2/ The Committee has used the guidelines in an implicit and an explicit form. Implicitly, you will see that the findings of the committee are very closely aligned with the guidelines in aspects such as the decriminalisation of drug use, the understading that harm reduction is part of the right to health, and at least in regards to South Africa and Colombia the Committee has found that herbicides cannot be used to spray illicit crops unless you follow the principle of precaution, and without providing alternative income to producers. We have also mentioned them explicitly in the concluding observations on Benin.

3/ The use of the Guidelines by the Colombian judiciary. The Guidelines have been cited explicitly in 3 important rulings. Two rulings by the Constitutional Court – in 2018 they were cited as providing an auhtoritative summary of international standards on drug policy, in a ruling that resulted in declaring inconstitutional the criminalisation of any drug use in any space. In another ruling, the Constitutional Court stated that any spraying should incorporating the principles established in the Guidelines, particularly the principle of precaution.

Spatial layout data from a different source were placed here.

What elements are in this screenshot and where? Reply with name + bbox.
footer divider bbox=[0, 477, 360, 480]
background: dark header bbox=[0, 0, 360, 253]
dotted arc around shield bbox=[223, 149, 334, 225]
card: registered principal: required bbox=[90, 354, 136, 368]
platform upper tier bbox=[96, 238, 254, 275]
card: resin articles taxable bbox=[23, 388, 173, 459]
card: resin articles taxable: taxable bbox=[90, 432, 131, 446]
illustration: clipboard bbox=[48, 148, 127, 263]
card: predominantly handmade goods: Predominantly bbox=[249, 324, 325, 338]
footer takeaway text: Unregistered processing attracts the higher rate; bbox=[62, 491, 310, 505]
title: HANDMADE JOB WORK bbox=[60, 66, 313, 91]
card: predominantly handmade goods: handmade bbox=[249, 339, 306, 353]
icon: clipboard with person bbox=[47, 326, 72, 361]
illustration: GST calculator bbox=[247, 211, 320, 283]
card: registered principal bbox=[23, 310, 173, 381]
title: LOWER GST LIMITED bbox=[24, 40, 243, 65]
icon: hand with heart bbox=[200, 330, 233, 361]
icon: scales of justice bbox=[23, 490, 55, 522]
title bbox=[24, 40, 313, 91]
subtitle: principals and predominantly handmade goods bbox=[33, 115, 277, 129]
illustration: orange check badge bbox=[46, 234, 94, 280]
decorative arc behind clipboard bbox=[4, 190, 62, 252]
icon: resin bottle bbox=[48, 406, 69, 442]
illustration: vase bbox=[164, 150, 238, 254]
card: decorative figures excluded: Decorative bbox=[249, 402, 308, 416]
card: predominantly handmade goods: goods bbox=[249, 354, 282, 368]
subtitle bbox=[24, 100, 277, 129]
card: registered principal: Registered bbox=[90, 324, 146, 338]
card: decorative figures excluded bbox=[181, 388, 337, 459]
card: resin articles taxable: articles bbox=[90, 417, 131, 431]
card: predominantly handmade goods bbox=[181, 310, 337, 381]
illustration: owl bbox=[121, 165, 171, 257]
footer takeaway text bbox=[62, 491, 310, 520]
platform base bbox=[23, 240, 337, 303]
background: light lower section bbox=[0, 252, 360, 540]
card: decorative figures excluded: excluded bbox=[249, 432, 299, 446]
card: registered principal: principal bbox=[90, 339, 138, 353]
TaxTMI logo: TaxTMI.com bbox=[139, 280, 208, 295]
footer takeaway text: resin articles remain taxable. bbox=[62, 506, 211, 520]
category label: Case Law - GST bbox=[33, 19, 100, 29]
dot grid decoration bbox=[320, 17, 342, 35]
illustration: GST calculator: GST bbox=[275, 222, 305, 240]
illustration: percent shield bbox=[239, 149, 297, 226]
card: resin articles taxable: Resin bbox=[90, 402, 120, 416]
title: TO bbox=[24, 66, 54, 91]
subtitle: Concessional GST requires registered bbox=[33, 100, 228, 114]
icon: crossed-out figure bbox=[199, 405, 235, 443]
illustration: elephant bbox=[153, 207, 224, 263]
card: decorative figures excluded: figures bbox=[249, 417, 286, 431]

4/ How can the Guidelines be used. In many ways – as a supportive document, i.e. not as a legal document that provides the key ratio decidendi, but as an add-on to the reading of the law; and in itself as an authortative documen.  As years go by the value of the Guidelines as a normative document will increase’.

Teresa Caeiro (Portugal).  ‘For many years, it has been agreed at European and UN level that the response to drug trade must be implemented in compliance with human rights. However, the focus has been mostly directed to state obligations, with some limitations on practical use. There has been an increasing discussion on creating human rights indicators for drug policies, and the Guidelines are major step in that direction.

The Pompidou Group, which is part of the Council of Europe, is in a unique position to make a contribution to this issue. We created an expert group that should develop a self-assessment tool to let each country understand the human rights situation related to drugs. We have started working since June 2020. The tool is not intended to compare countries or to identify violations, but to provide an assessment of law, practices, etc., to make concrete human rights progress. The Pompidou Group will publish the tool, but will not compile information on how it is implemented.

We are conscious of the existing reporting obligations and the high workloads for public officials. So we did not create more obligations or standardised indicators. The application of the tool will make it easier to understand how drug policies impact human rights, and will provide guidelines on the implications of human rights in the development of drug policies. With this tool, we want to complement the Guidelines .

Karen Dumpit. (Human Rights Commission PH). ‘Looking forward to work with the UN in the context of the UN joint programme on capacity-building on human rights to the Philippines. We have plans to bring home the International Guidelines.’

Boyan Konstantinov (UNDP). ‘The International Guidelines are important to UNDP because we are one of the co-sponsors of UNAIDS, as well as for UNDP’s broader development mandate. Drug policies have huge implications on development’.

Benny Muller (Switzerland). ‘For me the two main issues for traditional drug policies and practices are (1) the destructive impact of punitive lwas, and (2) the failure of these policies at their own goals. This is why we are co-sponsoring the Guidelines, and are encouraged that they are being successful.

Emily Christie (UNAIDS). ‘UNAIDS just released a new strategy that highlights the role of human rights HIV/AIDS prevention, treatment, and care. We will continue to support the development of the Guidelines in the coming years’.

Alberta Borg (Malta). ‘The Guidelines are particualrly important for people belonging to marginalised groups. They are not a theoretical document, but provide practical guidance. They have been successfully implemented by courts, practitioners, and adovcates, from development to criminal justice and health. These are tools to place people at the centre of drug policies. So let’s keep promoting the use of these Guidelines across the world’.